Stephen Van Evera é uma referência para a Ciência Política norte-americana, professor e pesquisador do MIT (Massachusetts Institute of Technology), autor do clássico Guide to Methods for Students of Political Science, infelizmente ainda não traduzido para o português.

Apoiados na versão espanhola deste guia, nosso objetivo com este artigo é apresentarmos uma contribuição de Stephen Van Evera para os métodos e técnicas de pesquisa jurídica, apresentando (1) o que este autor considera uma boa teoria e (2) cinco critérios indicados pelo pesquisador para escolha de estudos de caso.

1. Uma boa teoria segundo Van Evera

De acordo com Van Evera, uma boa teoria deve possuir alguns atributos específicos. Assim, o autor indica sete atributos principais que determinam a qualidade de uma boa teoria. Por exemplo, um desses atributos corresponde à necessidade de uma boa teoria estar claramente estruturada, podendo ser testada ou aplicada em situações concretas. Outro atributo corresponde a tal teoria ter de ser, a princípio, falseável, podendo ser definidos os dados que a falseiem. Um terceiro atributo determina que uma boa teoria deve explicar fenômenos importantes. E um quarto atributo é a teoria possuir riqueza prescritiva, ao produzir recomendações políticas (ou, no nosso caso, jurídicas) úteis. Acreditamos, porém, que três desses sete atributos sejam especialmente interessantes para escolha de um aporte teórico em uma pesquisa jurídica, e trataremos desses atributos a seguir.

1) O primeiro atributo especialmente interessante a uma pesquisa jurídica é de que uma boa teoria deve ter um grande poder explicativo, com sua variável independente possuindo grande efeito sobre uma ampla variedade de fenômenos sob uma grande variedade de condições. Para o jurista, assim como para o cientista, serão três as características que determinarão este poder explicativo: importância (uma teoria importante delimita uma causa que tem um grande impacto, que gera uma grande variação na variável dependente), alcance explicativo (quanto mais ampla é a variedade de fenômenos, maior é o poder explicativo da teoria. A maior parte das teorias em Ciências Sociais - aí incluídas as Ciências Sociais aplicadas, entre as quais o Direito - tem um alcance muito reduzido, mas poucas jóias explicam muitos fenômenos diversos) e aplicabilidade (quanto mais predominam as causas e condições da teoria, maior é seu poder explicativo). 

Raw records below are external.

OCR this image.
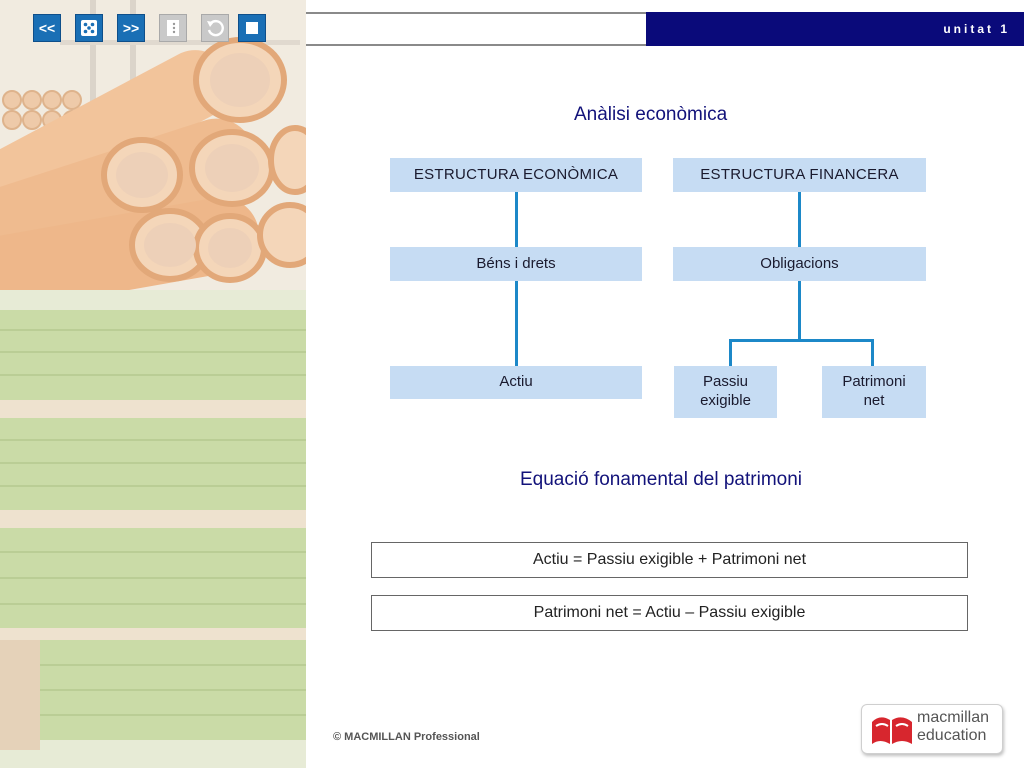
<<	>>	unitat 1
Anàlisi econòmica
Equació fonamental del patrimoni
ESTRUCTURA ECONÒMICA
Béns i drets
Actiu
ESTRUCTURA FINANCERA
Obligacions
Passiu exigible
Patrimoni net
Actiu = Passiu exigible + Patrimoni net
Patrimoni net = Actiu – Passiu exigible
© MACMILLAN Professional
macmillan
education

2) O segundo atributo é de que boas teorias esclarecem simplificando. Portanto, uma boa teoria é parcimoniosa. Utiliza poucas variáveis organizadas em uma forma simples para explicar seus efeitos. Apesar disso, para garantir a parcimônia, freqüentemente se requer algum sacrifício do poder explicativo: se esse sacrifício for muito grande, se tornará inútil e, logo, podemos tolerar algo de complexidade, se a necessitamos para explicar o mundo.

3) Finalmente, uma boa teoria é "satisfatória", ou seja, satisfaz nossa curiosidade. Uma teoria não é satisfatória se faz perguntarmo-nos o que é que provoca a causa proposta pela teoria. Van Evera nos oferece este exemplo: um político explicou uma vez sua derrota em uma eleição do seguinte modo: não obtive votos suficientes! Isto é verdade, mas insatisfatório, pois queremos saber exatamente por que não obteve suficientes votos. Quanto mais distante se encontra uma causa de seu efeito proposto, mais satisfatória é a teoria.

 

 2. Critérios para escolhas de estudos de caso

Van Evera no capítulo 2 de seu Guia, intitulado na versão espanhola "¿Que Són Los Estúdios de Caso?", aponta que os praticantes dos estudos de casos não produziram catálogos compreensivos dos possíveis desenhos de investigação deste método nem uma lista compreensiva dos métodos para a seleção de casos. Assim, ele próprio elaborou uma lista de onze critérios que julgou úteis para a seleção de casos, lista esta que, segundo diz, não esgota as possibilidades lógicas, mas inclui tudo o que lhe pareceu concreto.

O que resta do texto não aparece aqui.